Giuseppe Traina
A proposito di "Bestiario habanero"

I galli di Cuba

Il nuovo libro di Davide Barilli è un ritratto della vita all'Avana attraverso i volti e le abitudini dei personaggi (mitici) che la popolano

I lettori affezionati di Davide Barilli non si sorprenderanno per il sottotitolo – Itinerari sbiecati di una capitale – del suo più recente libretto (Bestiario habanero, Oligo, 100 pagine, 13 Euro): la prospettiva di sbieco è, infatti, quella a cui l’autore ci ha abituato nei suoi non pochi libri dedicati a Cuba, tra i quali spiccano il romanzo Le cere di Baracoa (2009) e i racconti di La nascita del Che (2014). Anziché cedere a uno sguardo orientalista sull’isola centroamericana, è di sbieco che Barilli ci ha guidato e ci guida, dribblando i luoghi comuni, le colorazioni da catalogo turistico, le nostalgie generazionali di un immaginario politico che non ha più ragion d’essere (anche se ha spiegato tante delle contraddizioni, pur feconde, dell’isola attuale).
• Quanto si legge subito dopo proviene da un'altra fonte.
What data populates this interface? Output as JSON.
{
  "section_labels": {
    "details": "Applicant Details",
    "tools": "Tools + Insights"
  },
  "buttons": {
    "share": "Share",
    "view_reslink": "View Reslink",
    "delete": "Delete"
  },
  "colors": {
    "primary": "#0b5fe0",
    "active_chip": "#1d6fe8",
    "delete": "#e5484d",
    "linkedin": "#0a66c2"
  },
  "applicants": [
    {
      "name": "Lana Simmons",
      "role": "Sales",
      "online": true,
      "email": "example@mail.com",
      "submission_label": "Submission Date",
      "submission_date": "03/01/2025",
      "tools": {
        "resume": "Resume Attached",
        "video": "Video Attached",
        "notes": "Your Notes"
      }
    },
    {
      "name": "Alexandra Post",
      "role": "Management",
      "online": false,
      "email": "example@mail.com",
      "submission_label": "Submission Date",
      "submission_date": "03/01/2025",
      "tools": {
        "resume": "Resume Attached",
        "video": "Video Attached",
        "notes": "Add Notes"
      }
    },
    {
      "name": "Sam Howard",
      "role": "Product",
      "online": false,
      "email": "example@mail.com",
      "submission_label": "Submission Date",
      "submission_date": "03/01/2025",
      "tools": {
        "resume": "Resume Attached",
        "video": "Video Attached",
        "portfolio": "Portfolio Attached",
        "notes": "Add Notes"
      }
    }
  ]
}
In questa sua nuova opera Barilli ha privilegiato gli animali o il rapporto degli uomini con essi: il suo bestiario, però, non ha nulla di cortázariano perché ognuno dei raccontini di cui il libro si compone è saldamente radicato nella realtà, muove da una cosa vista e viene restituito sulla pagina da uno sguardo partecipe, perché ormai espertissimo dell’antropologia isolana, ma sereno e comprensivo verso le innocenti stranezze cubane; strade, uomini e animali, e uomini con animali, si affacciano nella breve dimensione del ritratto di sbieco ma Barilli ce li propone in modo tale da riassumere in poche pagine un’esistenza, il senso di essa. La lentezza, l’attesa, la pazienza: un destino da romanzo centrifugato nella misura esatta del racconto. E la bella Prefazione visiva (ovvero una serie di fotografie in bianco e nero, non casualmente molto contrastate, con didascalie che rinviano ai racconti) non fa che arricchire la densità del discorso.

Ma, poi, al di là della schiera di galli, maiali, uccelli, cani «fenomenologici», marlin, quello che emerge come protagonista assoluto del libro è un quartiere: il barrio di Cayo Hueso, quello «sghembo rettangolo del barrio – delimitato a nord da Zanja, a est da Infanta, a sud dal Malecón e a ovest da Padre Varela, attuale Belascoaín» dove «si annida la cubania più autentica». E il quartiere trova il suo centro (noto a pochi: da cercare, da conquistare) nella casa di Pedro Juan Gutierrez, il romanziere di Trilogia sporca dell’Avana, il miglior conoscitore del «midollo nero di questa città del paradosso».

Ed è questa la novità principale di Bestiario habanero, rispetto agli altri libri cubani di Barilli, ovvero la ricerca di un centro nel centro: lo strenuo richiamo centripeto stavolta avvertito da un narratore che nel suo primo accostarsi a Cuba aveva dato libero sfogo a un fiuto centrifugo che l’aveva portato a raccontare la Cuba di provincia pur di non indulgere ai facili miti che hanno sfibrato l’immagine della capitale. Se adesso L’Avana torna al centro della sua narrazione è proprio perché non di tutta la città ci narra, ma del cuore di Cayo Hueso. A maggior ragione perché, scrive dando la parola a Gutierrez, «questo quartiere in parte sta cambiando, a uso dei turisti, ma merita di essere protetto come una riserva, un patrimonio dell’umanità».

Facciamo un salto vertiginoso di migliaia di chilometri, e un salto all’indietro di non pochi anni: questo sguardo partecipe e protettivo è lo stesso che abbiamo conosciuto in Barilli quando ci ha parlato, nella prima parte della sua produzione narrativa, della sua Parma di oltretorrente, delle storie depositate sugli argini, nelle memorie delle persone, negli spigoli delle strade.

Ecco: il molto coerente filo di continuità tra il Barilli italiano e quello cubano è nel suo essere un cacciatore di storie, di vicende individuali che diventano, senza sforzo apparente, emblemi d’una comunità, d’una storica coesione che non dev’essere perduta. Quando Barilli esordiva, alla fine degli anni Ottanta, potevamo pensare che fosse il suo parallelo talento giornalistico che lo portava a distinguersi come cacciatore di storie, tra gli scrittori suoi coetanei; oggi, invece, in un panorama letterario così appiattito sui cascami linguistici del giornalismo di tanti scrittori che nel frattempo si sono fatti spazio sgomitando, è invece del suo stile elegante, netto, di preziosa matrice letteraria che abbiamo, per converso, bisogno. E Bestiario habanero ce ne dà una conferma rassicurante.